Tuesday, November 25, 2014

Formula for Success


Originally Posted Friday, November 14, 2014


Oh hell. . . let's start the weekend with a pretty picture.  "Pretty?"  O.K.  I don't want to get into it now.  I am only just coming back to myself from whatever ether they put me under.  It has been one week and my head is beginning to clear.  I had two compliments on my haircut yesterday, so perhaps that is beginning to heal as well.  There is a weekend stretching before me and I wish to amble through it with a bit of elegance and grace.  I am practicing those just now, but there is a need for much, much more.  Habits.  Develop good ones they told us when we were young. They were right, of course.  We are made up of habits of body and habits of mind.  Try changing a few and you will feel the strain.  It may be easier to make wholesale changes than small, daily ones.  I think of the notebook of little Jay Gatz and his formula for success.  I am simply trying to practice decorum and decoration.
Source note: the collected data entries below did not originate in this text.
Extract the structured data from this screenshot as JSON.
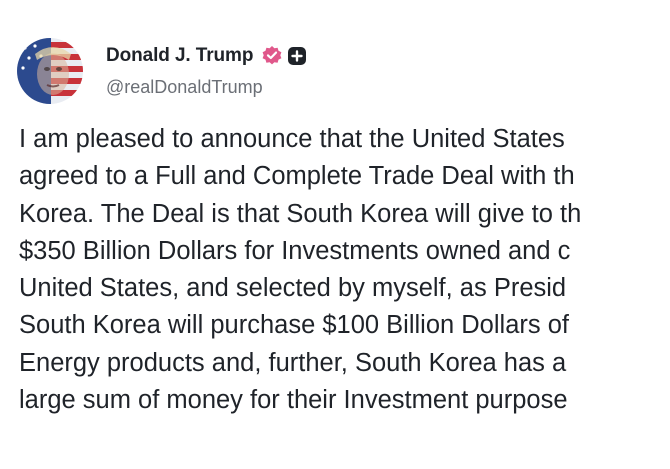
{
  "post": {
    "author": {
      "display_name": "Donald J. Trump",
      "handle": "@realDonaldTrump",
      "avatar_icon": "avatar-flag-portrait",
      "verified_icon": "verified-badge-icon",
      "verified_color": "#e0588b",
      "plus_icon": "plus-badge-icon"
    },
    "lines": [
      "I am pleased to announce that the United States",
      "agreed to a Full and Complete Trade Deal with th",
      "Korea. The Deal is that South Korea will give to th",
      "$350 Billion Dollars for Investments owned and c",
      "United States, and selected by myself, as Presid",
      "South Korea will purchase $100 Billion Dollars of",
      "Energy products and, further, South Korea has a",
      "large sum of money for their Investment purpose"
    ]
  }
}
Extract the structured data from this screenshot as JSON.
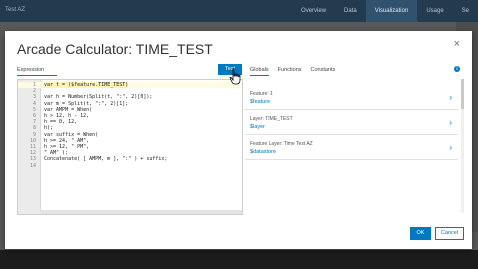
{
  "background": {
    "app_title": "Test AZ",
    "nav": [
      "Overview",
      "Data",
      "Visualization",
      "Usage",
      "Se"
    ],
    "active_nav": "Visualization"
  },
  "dialog": {
    "title": "Arcade Calculator: TIME_TEST",
    "close_label": "×",
    "expression_tab": "Expression",
    "test_button": "Test",
    "tabs": [
      "Globals",
      "Functions",
      "Constants"
    ],
    "active_tab": "Globals",
    "info_label": "i",
    "code_lines": [
      {
        "n": "1",
        "text": "var t = ($feature.TIME_TEST)"
      },
      {
        "n": "2",
        "text": ""
      },
      {
        "n": "3",
        "text": "var h = Number(Split(t, \":\", 2)[0]);"
      },
      {
        "n": "4",
        "text": "var m = Split(t, \":\", 2)[1];"
      },
      {
        "n": "5",
        "text": "var AMPM = When("
      },
      {
        "n": "6",
        "text": "h > 12, h - 12,"
      },
      {
        "n": "7",
        "text": "h == 0, 12,"
      },
      {
        "n": "8",
        "text": "h);"
      },
      {
        "n": "9",
        "text": "var suffix = When("
      },
      {
        "n": "10",
        "text": "h >= 24, \" AM\","
      },
      {
        "n": "11",
        "text": "h >= 12, \" PM\","
      },
      {
        "n": "12",
        "text": "\" AM\" );"
      },
      {
        "n": "13",
        "text": "Concatenate( [ AMPM, m ], \":\" ) + suffix;"
      },
      {
        "n": "14",
        "text": ""
      }
    ],
    "globals": [
      {
        "label": "Feature: 1",
        "value": "$feature"
      },
      {
        "label": "Layer: TIME_TEST",
        "value": "$layer"
      },
      {
        "label": "Feature Layer: Time Test AZ",
        "value": "$datastore"
      }
    ],
    "ok_button": "OK",
    "cancel_button": "Cancel"
  },
  "colors": {
    "accent": "#0079c1",
    "header": "#243a4e",
    "highlight_line": "#fff3b8"
  }
}
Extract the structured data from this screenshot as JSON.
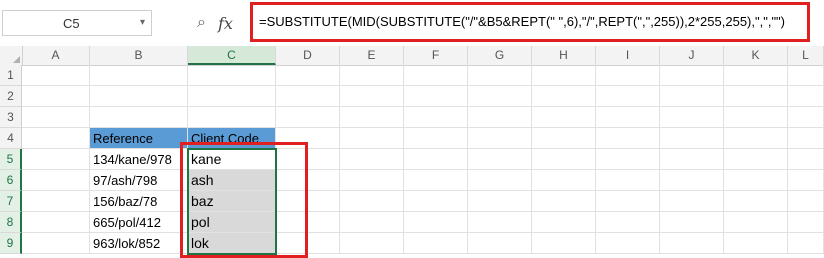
{
  "name_box": {
    "value": "C5"
  },
  "formula_bar": {
    "formula": "=SUBSTITUTE(MID(SUBSTITUTE(\"/\"&B5&REPT(\" \",6),\"/\",REPT(\",\",255)),2*255,255),\",\",\"\")"
  },
  "icons": {
    "zoom": "zoom-icon",
    "fx": "fx-icon"
  },
  "columns": [
    "A",
    "B",
    "C",
    "D",
    "E",
    "F",
    "G",
    "H",
    "I",
    "J",
    "K",
    "L"
  ],
  "rows": [
    "1",
    "2",
    "3",
    "4",
    "5",
    "6",
    "7",
    "8",
    "9"
  ],
  "table": {
    "headers": [
      "Reference",
      "Client Code"
    ],
    "rows": [
      [
        "134/kane/978",
        "kane"
      ],
      [
        "97/ash/798",
        "ash"
      ],
      [
        "156/baz/78",
        "baz"
      ],
      [
        "665/pol/412",
        "pol"
      ],
      [
        "963/lok/852",
        "lok"
      ]
    ]
  },
  "colors": {
    "header_fill": "#5b9bd5",
    "selection": "#217346",
    "highlight": "#e02020",
    "selected_fill": "#d9d9d9"
  }
}
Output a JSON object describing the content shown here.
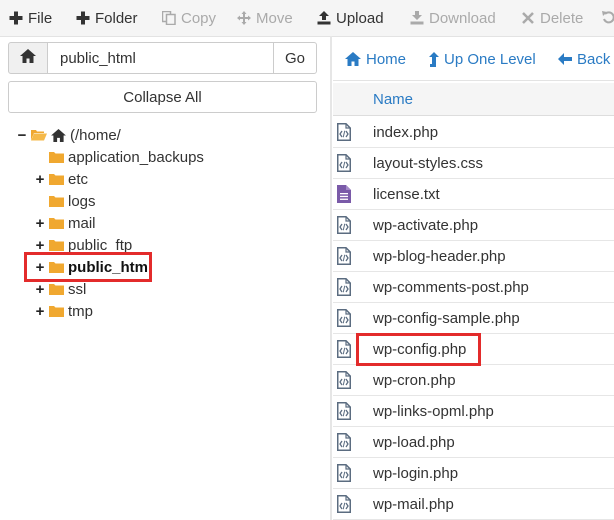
{
  "toolbar": {
    "buttons": [
      {
        "label": "File",
        "icon": "plus-icon",
        "enabled": true
      },
      {
        "label": "Folder",
        "icon": "plus-icon",
        "enabled": true
      },
      {
        "label": "Copy",
        "icon": "copy-icon",
        "enabled": false
      },
      {
        "label": "Move",
        "icon": "move-arrows-icon",
        "enabled": false
      },
      {
        "label": "Upload",
        "icon": "upload-icon",
        "enabled": true
      },
      {
        "label": "Download",
        "icon": "download-icon",
        "enabled": false
      },
      {
        "label": "Delete",
        "icon": "times-icon",
        "enabled": false
      }
    ]
  },
  "path_bar": {
    "value": "public_html",
    "go_label": "Go"
  },
  "collapse_label": "Collapse All",
  "tree": {
    "root": "(/home/",
    "items": [
      {
        "label": "application_backups",
        "expandable": false
      },
      {
        "label": "etc",
        "expandable": true
      },
      {
        "label": "logs",
        "expandable": false
      },
      {
        "label": "mail",
        "expandable": true
      },
      {
        "label": "public_ftp",
        "expandable": true
      },
      {
        "label": "public_html",
        "expandable": true,
        "selected": true
      },
      {
        "label": "ssl",
        "expandable": true
      },
      {
        "label": "tmp",
        "expandable": true
      }
    ]
  },
  "nav": {
    "home": "Home",
    "up_one_level": "Up One Level",
    "back": "Back"
  },
  "files": {
    "column_name": "Name",
    "rows": [
      {
        "name": "index.php",
        "type": "code"
      },
      {
        "name": "layout-styles.css",
        "type": "code"
      },
      {
        "name": "license.txt",
        "type": "text"
      },
      {
        "name": "wp-activate.php",
        "type": "code"
      },
      {
        "name": "wp-blog-header.php",
        "type": "code"
      },
      {
        "name": "wp-comments-post.php",
        "type": "code"
      },
      {
        "name": "wp-config-sample.php",
        "type": "code"
      },
      {
        "name": "wp-config.php",
        "type": "code",
        "highlighted": true
      },
      {
        "name": "wp-cron.php",
        "type": "code"
      },
      {
        "name": "wp-links-opml.php",
        "type": "code"
      },
      {
        "name": "wp-load.php",
        "type": "code"
      },
      {
        "name": "wp-login.php",
        "type": "code"
      },
      {
        "name": "wp-mail.php",
        "type": "code"
      }
    ]
  },
  "colors": {
    "accent": "#2a7bc4",
    "folder": "#f0a830",
    "highlight": "#e32b2b",
    "text_file": "#7a5aa8",
    "disabled": "#aaaaaa"
  }
}
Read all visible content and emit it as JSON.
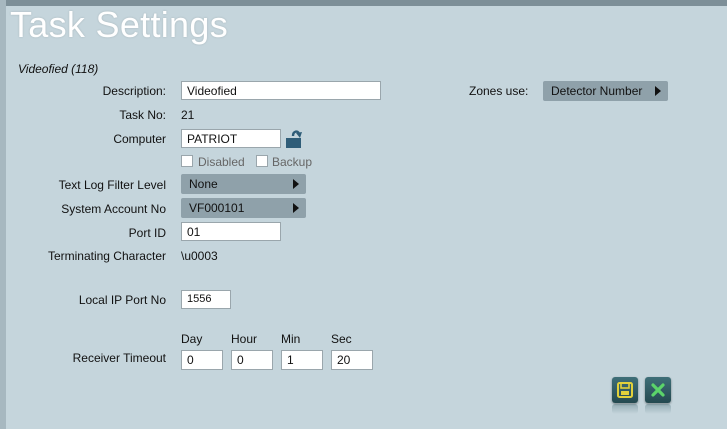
{
  "title": "Task Settings",
  "subtitle": "Videofied (118)",
  "fields": {
    "description_label": "Description:",
    "description_value": "Videofied",
    "task_no_label": "Task No:",
    "task_no_value": "21",
    "computer_label": "Computer",
    "computer_value": "PATRIOT",
    "disabled_label": "Disabled",
    "backup_label": "Backup",
    "text_log_label": "Text Log Filter Level",
    "text_log_value": "None",
    "system_account_label": "System Account No",
    "system_account_value": "VF000101",
    "port_id_label": "Port ID",
    "port_id_value": "01",
    "terminating_label": "Terminating Character",
    "terminating_value": "\\u0003",
    "local_ip_label": "Local IP Port No",
    "local_ip_value": "1556",
    "zones_label": "Zones use:",
    "zones_value": "Detector Number"
  },
  "timeout": {
    "label": "Receiver Timeout",
    "day_label": "Day",
    "hour_label": "Hour",
    "min_label": "Min",
    "sec_label": "Sec",
    "day": "0",
    "hour": "0",
    "min": "1",
    "sec": "20"
  },
  "checkboxes": {
    "disabled": false,
    "backup": false
  },
  "icons": {
    "computer_action": "folder-open-arrow-icon",
    "save": "save-icon",
    "cancel": "close-icon"
  },
  "colors": {
    "background": "#c5d5dc",
    "dropdown": "#8fa1aa",
    "button": "#2d555c",
    "save_icon": "#e2d13a",
    "cancel_icon": "#5bd46a"
  }
}
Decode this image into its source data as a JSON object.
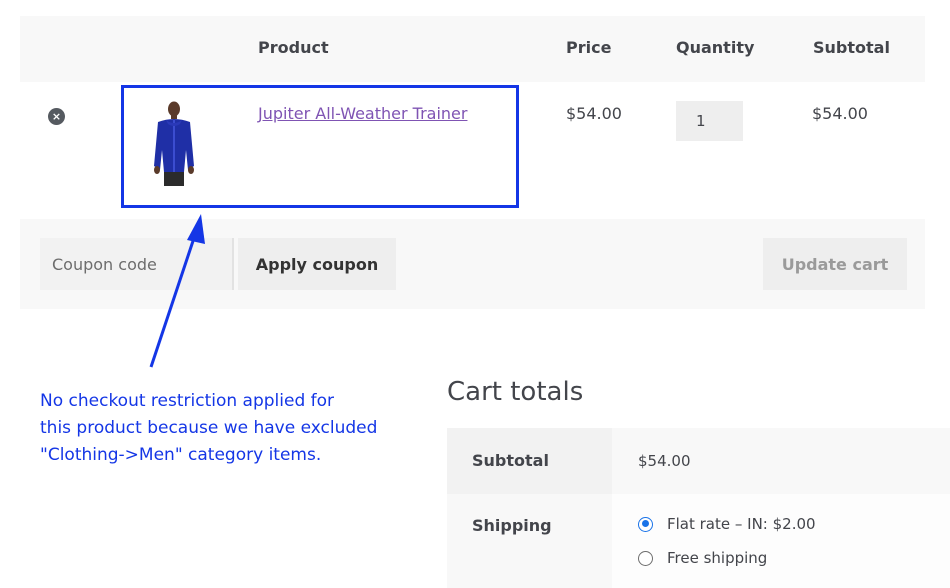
{
  "cart_table": {
    "headers": {
      "product": "Product",
      "price": "Price",
      "quantity": "Quantity",
      "subtotal": "Subtotal"
    },
    "rows": [
      {
        "remove_icon": "remove-circle-x-icon",
        "product_name": "Jupiter All-Weather Trainer",
        "price": "$54.00",
        "quantity": "1",
        "subtotal": "$54.00"
      }
    ]
  },
  "actions": {
    "coupon_placeholder": "Coupon code",
    "apply_coupon_label": "Apply coupon",
    "update_cart_label": "Update cart"
  },
  "annotation": {
    "line1": "No checkout restriction applied for",
    "line2": "this product because we have excluded",
    "line3": "\"Clothing->Men\" category items.",
    "color": "#1436e6"
  },
  "cart_totals": {
    "title": "Cart totals",
    "subtotal_label": "Subtotal",
    "subtotal_value": "$54.00",
    "shipping_label": "Shipping",
    "shipping_options": [
      {
        "label": "Flat rate – IN: $2.00",
        "selected": true
      },
      {
        "label": "Free shipping",
        "selected": false
      }
    ]
  },
  "colors": {
    "link": "#7f54b3",
    "radio_accent": "#1a73e8",
    "table_bg": "#f8f8f8"
  }
}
But isn't the picture pretty? 

I have some great ideas (I think they are as of now) for working with my old images and making them something else.  I will try to turn the ideas into matter this weekend.  I will try.  I can see what I want to make in my head.  Seeing it on the wall will be much harder.  After all the work, I will then see if the ideas are good at all. 

"Birdman."  I wanted it to end.  I found it a misery, really.  I didn't know that the movie was a fictional biopic.  Looking at Keaton was torturous if you are of a particular age.  I have broken all the mirrors in the house. . . only to look into one much larger than life.  It is a story about an aging man who wants to stay relevant.  Are you familiar with the Greeks?  I did not feel purged, though, at film's end.  I couldn't say, "But for the grace of God. . . ."  The movie made it clear.  There go I. 

My advice to everyone is to avoid the film.  If you see it, make certain you've flushed all the pills and thrown away all the old ropes. 

The girl in the picture would have no interest in the film one way or another.  She and I will ever be joined in the moment of this picture.  It is a curious, almost sacred, thing. 

Gray, drizzly skies and sinking temperatures.  Decorum and decoration will be my defense.  I will take two old, expensive watches in for repair.  Maybe.  I hate wearing a watch.  But the crocodile band on one is so beautiful.  The watch itself is slim and elegant.  As I would be. 

But it is too late to adopt a formula for success now, no?  Those habits must be formed when we are young. Besides, I am unable to amble just now.  I am walking with a decided limp and only for short distances. 

Perhaps I am not as clear headed as I thought.  It seems I am still under the influence of those ethers.